Cette sanction est proposée par le Bureau de l’Assemblée, après audition du député visé. Il revient ensuite à l’ensemble des députés de s’exprimer sur cette proposition par un vote qui se fait par assis et levé, une procédure particulière par laquelle les députés votent en se levant, ou en restant assis. Ce vote n’est pas précédé d’un débat.

La liberté d’expression des parlementaires n’exclut pas une discipline interne à chaque assemblée

La liberté d’expression dont jouissent les députés est liée à leur statut. Les parlementaires ne peuvent en principe être poursuivis en justice sauf si leur assemblée lève leur immunité (principe d’inviolabilité), et ils n’ont pas non plus à rendre compte de leurs propos et actes (principe d’irresponsabilité).

La discipline est interne à chaque assemblée. Elle permet de maintenir l’ordre parmi les élus sans recourir à une autorité extérieure, car cela constituerait une entrave à l’indépendance du Parlement. Ainsi, la liberté d’expression est bornée par les parlementaires eux-mêmes, collectivement, afin de préserver l’institution et son image, tout comme la courtoisie des débats. 

La discipline parlementaire est aussi valable hors l’hémicycle

Le Règlement de l’Assemblée (art. 70) énonce sept cas dans lesquels un député peut être sanctionné. Ils ne concernent pas seulement les propos et actes commis au sein de l’assemblée, mais tout ce qui est dit ou fait en tant que député, y compris en dehors. Lorsqu’il a posé avec un ballon au pied à l’effigie d’un membre du gouvernement en portant l’écharpe tricolore, il agissait en tant que député. Lorsqu’il postait la photo sur son compte Twitter d’élu, c’était un député qui communiquait. Plus encore, c’est dans l’hémicycle que le ministre, la présidente de l’Assemblée nationale puis de nombreux députés ont exigé des excuses auxquelles il s’est refusé. 

Le comportement de Thomas Portes pouvait être qualifié de plusieurs manières au vu du RAN. Pour certains députés, il s’agissait de ”provocations […] envers les membres du Gouvernement”. Pour d’autres, il s’agissait “d’outrage ou de provocation envers l’Assemblée”.

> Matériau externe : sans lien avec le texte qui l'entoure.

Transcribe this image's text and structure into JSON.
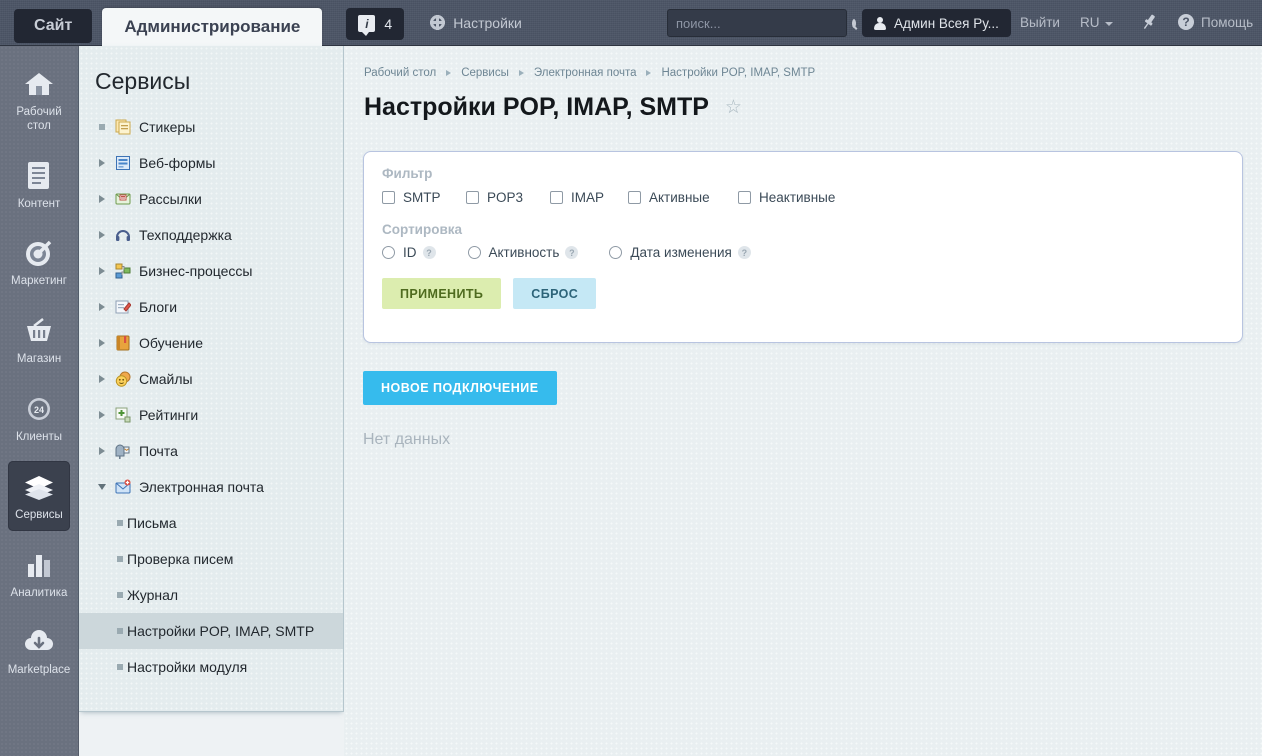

Ce sont les “provocations envers l’Assemblée nationale” qu’a retenu le Bureau de l’Assemblée contre Thomas Portes, plus précisément sa persistance à maintenir un tweet qu’une majorité de députés considère comme scandaleux – et peut-être l’attitude de l’intéressé face à la réprobation de ses pairs. Il est vrai qu’un député de la majorité avait aussi provoqué une vive polémique à l’Assemblée par un tweet visant Louis Boyard. Aucune sanction n’a été prise contre lui après que l’auteur ait supprimé sa publication et présenté des excuses acceptées par le destinataire.

Cela précisé, il n’appartient pas aux Surligneurs de juger du degré de sévérité de la sanction. L’assemblée est souveraine dans cet exercice d’autodiscipline.